Getting a mock salary deal between an NFL player and owners drew 36 teams to Tulane Law School Jan. 26-27 for the Professional Football Negotiation Competition which entered its fourth year organized by the Tulane Sports Law Society. The finals brought two teams together; Chapman University Law School represented the Detroit Lions and Villanova Law School represented soon-to-be free agent and Lions’ defensive end Ziggy Ansah. Both teams argued ardently for their respective positions, hoping to persuade judges – representing football industry leaders – that they could cut the best deal for their side.  Unlike the earlier International Baseball Arbitration Competition, the NFL negotiation teams seek a deal between player and club, not just present arguments for or against the salary a player has requested. For about 45 minutes, the two final teams sought salary and compensation terms that gave Ansah what he wanted and what the team believed to be his “market value.” In the end, both sides agreed to a $58.5 million, four-year contract that was packed with bonuses and potential future earnings based on performance. But only one team could win, and it was Chapman Law who took home the championship trophy. Teammates Spencer Shain and Jared Silverstone, both 3Ls, won by a razor-thin margin of 3-2. The judges said they had held their position well, although they had provided a starting salary point so low some judges had expected the players’ negotiators initially to walk, sending Ansah into free agency. The Villanova team pushed hard for a large signing bonus, plus workout incentives. Overall, the five finalist judges were impressed with the competition. Throughout the two-day event, exclusively organized by Tulane students, there were experts from around the country who help judge every team’s performance including a number of Tulane alumni. Some of them helped launch the competition four years ago.

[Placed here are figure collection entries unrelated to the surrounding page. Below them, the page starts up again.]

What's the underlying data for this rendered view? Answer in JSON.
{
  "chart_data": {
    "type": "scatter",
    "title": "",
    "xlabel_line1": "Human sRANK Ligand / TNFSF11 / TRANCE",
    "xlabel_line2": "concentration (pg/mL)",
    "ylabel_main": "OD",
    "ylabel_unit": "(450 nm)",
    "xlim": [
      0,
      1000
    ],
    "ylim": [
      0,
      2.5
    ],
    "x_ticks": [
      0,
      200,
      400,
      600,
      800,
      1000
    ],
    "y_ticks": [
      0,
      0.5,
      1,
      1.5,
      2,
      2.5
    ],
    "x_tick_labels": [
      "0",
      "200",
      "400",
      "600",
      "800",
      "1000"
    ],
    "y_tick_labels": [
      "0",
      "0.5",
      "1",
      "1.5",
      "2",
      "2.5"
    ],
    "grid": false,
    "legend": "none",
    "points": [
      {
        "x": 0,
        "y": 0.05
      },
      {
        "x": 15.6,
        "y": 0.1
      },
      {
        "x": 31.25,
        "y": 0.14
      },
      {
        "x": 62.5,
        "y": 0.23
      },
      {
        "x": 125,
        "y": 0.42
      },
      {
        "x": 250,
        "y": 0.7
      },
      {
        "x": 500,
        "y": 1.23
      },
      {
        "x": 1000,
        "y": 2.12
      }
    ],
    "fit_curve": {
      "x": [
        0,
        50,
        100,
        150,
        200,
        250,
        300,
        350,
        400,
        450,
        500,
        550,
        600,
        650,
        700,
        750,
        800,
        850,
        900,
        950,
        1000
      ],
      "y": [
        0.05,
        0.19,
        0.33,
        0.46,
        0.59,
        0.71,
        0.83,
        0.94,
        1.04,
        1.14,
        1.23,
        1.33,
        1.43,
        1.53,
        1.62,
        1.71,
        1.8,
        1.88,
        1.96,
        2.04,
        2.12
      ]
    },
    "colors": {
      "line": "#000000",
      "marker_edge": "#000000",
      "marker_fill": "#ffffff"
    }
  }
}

The judges were: •    Nick Sabella (L’12), Football Administration Coordinator, Chicago Bears •    Ryan Feder (L’15), Football Technology Analyst, Green Bay Packers •    Brandon Shore, Senior Director, Football Administration, Miami Dolphins •    Khai Harley ,  Vice President of Football Administration, New Orleans Saints •    James Waldhauser , Shareholder, Cousineau, Waldhauser, & Kieselbach P.A •    Jason Fitzgerald,  Founder of •    AJ Stevens (L’16),  Football Administration Assistant, Tampa Bay Buccaneers •    Greg Castillo (L’17), former Scouting Assistant, New Orleans Saints who is joining the Kansas City Chiefs •    J.I. Halsell, Curator of •    Jacqueline Davidson,  Director of Football Administration, New York Jets •    Bryce Johnston, Football Administration, Philadelphia Eagles •    Tate Martin (L’17), NFLPA Certified Contract Advisor, Cavignac Sports •    Harrison Smith (L’16), NFLPA Certified Contract Advisor, Paradigm Sports Tulane Sports Law Society Board Member and co-chair of the competition, Erin O’Neill (L’18), said the competition provides law students with an incredible opportunity to network with professionals in the industry as well as improve their negotiation skills. “Any law students that are serious about pursuing a career in the NFL should be looking into this competition,” O’Neill said.   Tulane Law School Dean David Meyer praised competition and the success of the Sports Law Program, which is producing alumni that quickly are joining to the top ranks of the sports world.   He pointed to Castillo, who judged the weekend competition and who was recently hired by  the Kansas City Chiefs; Marshall Rader (L’16), who is joining the Los Angeles Lakers; and alumna Dameka Fields (L’16), who has parlayed an internship with the Minnesota Vikings into a full-time job in the team’s legal and business affairs division.   “This is one of the most dynamic areas of law and we are so pleased to see the success of this fully student-run competition,” Meyer said. “Our students are learning from the best in the field how to be top negotiators and arbitrators and the sports industry sees them as great assets.”